Autologous CD34+ Stem Cell Injection for Severe Intermittent Claudication (Leg Pain)

Peripheral Artery Disease Clinical Trial

Official title:
Injection of Autologous CD34-Positive Stem Cells for Neovascularization and Symptom Relief in Patients With Severe Intermittent Claudication

Clinical Trial Details — Status: Active, not recruiting

Administrative data
NCT number NCT00311805
Other study ID # STU00023438/STU00000487
Secondary ID 11931-01
Status Active, not recruiting
Phase Phase 1
First received April 4, 2006
Last updated March 30, 2015
Start date April 2006

Study information
Verified date March 2015
Source Losordo, Douglas, M.D.
Contact n/a
Is FDA regulated No
Health authority United States: Food and Drug Administration
Study type Interventional

Clinical Trial Summary

The goal of the study is to determine the safety and possible effectiveness of various doses of autologous (one's own) stem cells, delivered with a needle into the regions of the leg with poor blood flow in patients with blocked leg arteries that results in claudication (pain when walking). Stem cells are primitive cells produced by the bone marrow that can develop into blood cells or other types of cells. In addition to determining whether this new approach is safe, the diagnostic tests may offer preliminary insights into the usefulness of this approach for treating intermittent claudication - the condition where areas in the leg are lacking enough oxygen and blood flow to keep the leg muscle working well, causing pain and cramping upon walking.

This study is a double-blind, randomized study to compare CD34-positive stem cells versus a placebo agent (salt water solution known as normal saline). The patient will have a 3:1 chance of their stem cells versus the placebo.

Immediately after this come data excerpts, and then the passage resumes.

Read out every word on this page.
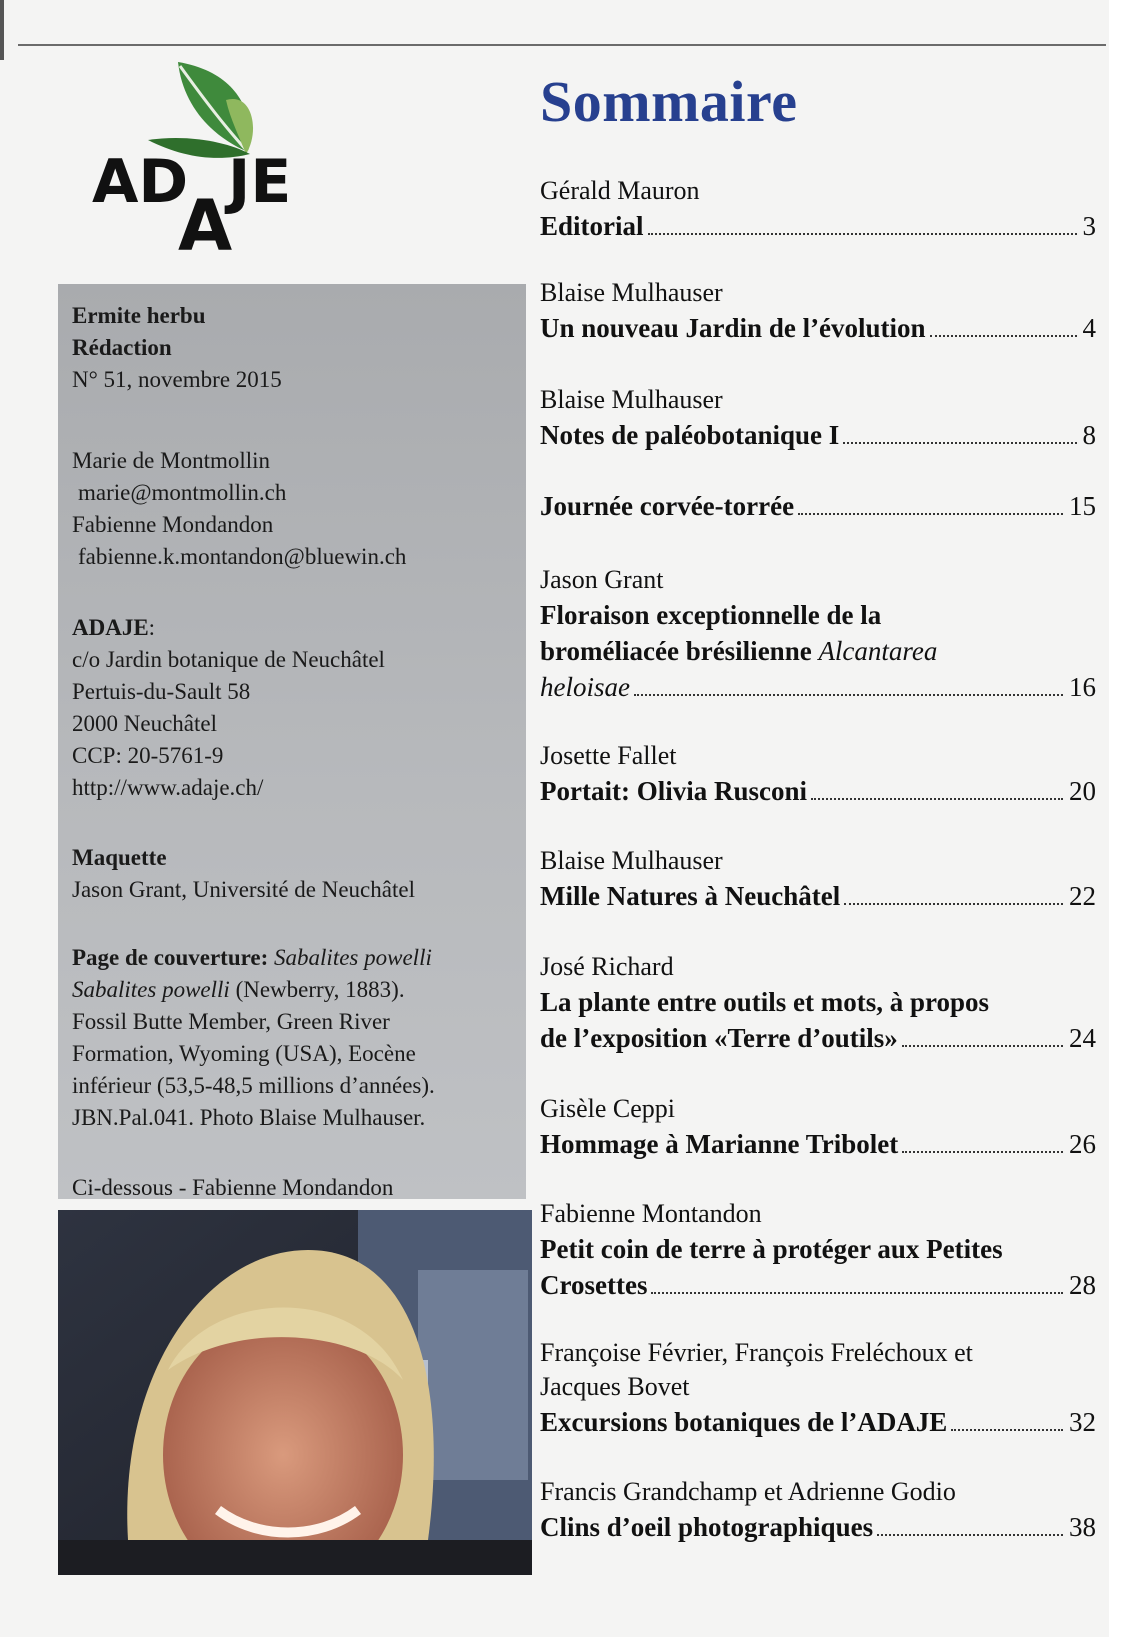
AD
A
JE
Ermite herbu
Rédaction
N° 51, novembre 2015
Marie de Montmollin
marie@montmollin.ch
Fabienne Mondandon
fabienne.k.montandon@bluewin.ch
ADAJE:
c/o Jardin botanique de Neuchâtel
Pertuis-du-Sault 58
2000 Neuchâtel
CCP: 20-5761-9
http://www.adaje.ch/
Maquette
Jason Grant, Université de Neuchâtel
Page de couverture: Sabalites powelli
Sabalites powelli (Newberry, 1883).
Fossil Butte Member, Green River
Formation, Wyoming (USA), Eocène
inférieur (53,5-48,5 millions d’années).
JBN.Pal.041. Photo Blaise Mulhauser.
Ci-dessous - Fabienne Mondandon
Sommaire
Gérald Mauron
Editorial	3
Blaise Mulhauser
Un nouveau Jardin de l’évolution	4
Blaise Mulhauser
Notes de paléobotanique I	8
Journée corvée-torrée	15
Jason Grant
Floraison exceptionnelle de la
broméliacée brésilienne Alcantarea
heloisae	16
Josette Fallet
Portait: Olivia Rusconi	20
Blaise Mulhauser
Mille Natures à Neuchâtel	22
José Richard
La plante entre outils et mots, à propos
de l’exposition «Terre d’outils»	24
Gisèle Ceppi
Hommage à Marianne Tribolet	26
Fabienne Montandon
Petit coin de terre à protéger aux Petites
Crosettes	28
Françoise Février, François Freléchoux et
Jacques Bovet
Excursions botaniques de l’ADAJE	32
Francis Grandchamp et Adrienne Godio
Clins d’oeil photographiques	38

Regardless of a patient receiving placebo or treatment, all patients will undergo all of the pre-treatment phases of this study, which includes the stem cell mobilization and apheresis procedure.

Recruitment information / eligibility
Status Active, not recruiting
Enrollment 24
Est. completion date
Est. primary completion date December 2012
Accepts healthy volunteers No
Gender Both
Age group 21 Years and older
Eligibility Inclusion Criteria:

- Males or females equal to or greater than 21 years old

- Patients with infra-inguinal atherosclerosis with a stenosis or occlusion of a major vessel in the affected limb(s) of one or more of the following arteries: superficial femoral, popliteal, or one or more infrapopliteal arteries, which is/are non-reconstructable.

- Patients with symptoms of Severe Intermittent Claudication in at least 1 lower limb persisting for at least 6 months (Rutherford Class 3).

- Patients who have a diagnosis of Peripheral Arterial Disease (PAD) in at least 1 lower limb secondary to atherosclerosis, for at least 6 months.

Exclusion Criteria:

- Patients who have had successful aortic or lower extremity arterial surgery, angioplasty, or lumbar sympathectomy within 3 month preceding screening.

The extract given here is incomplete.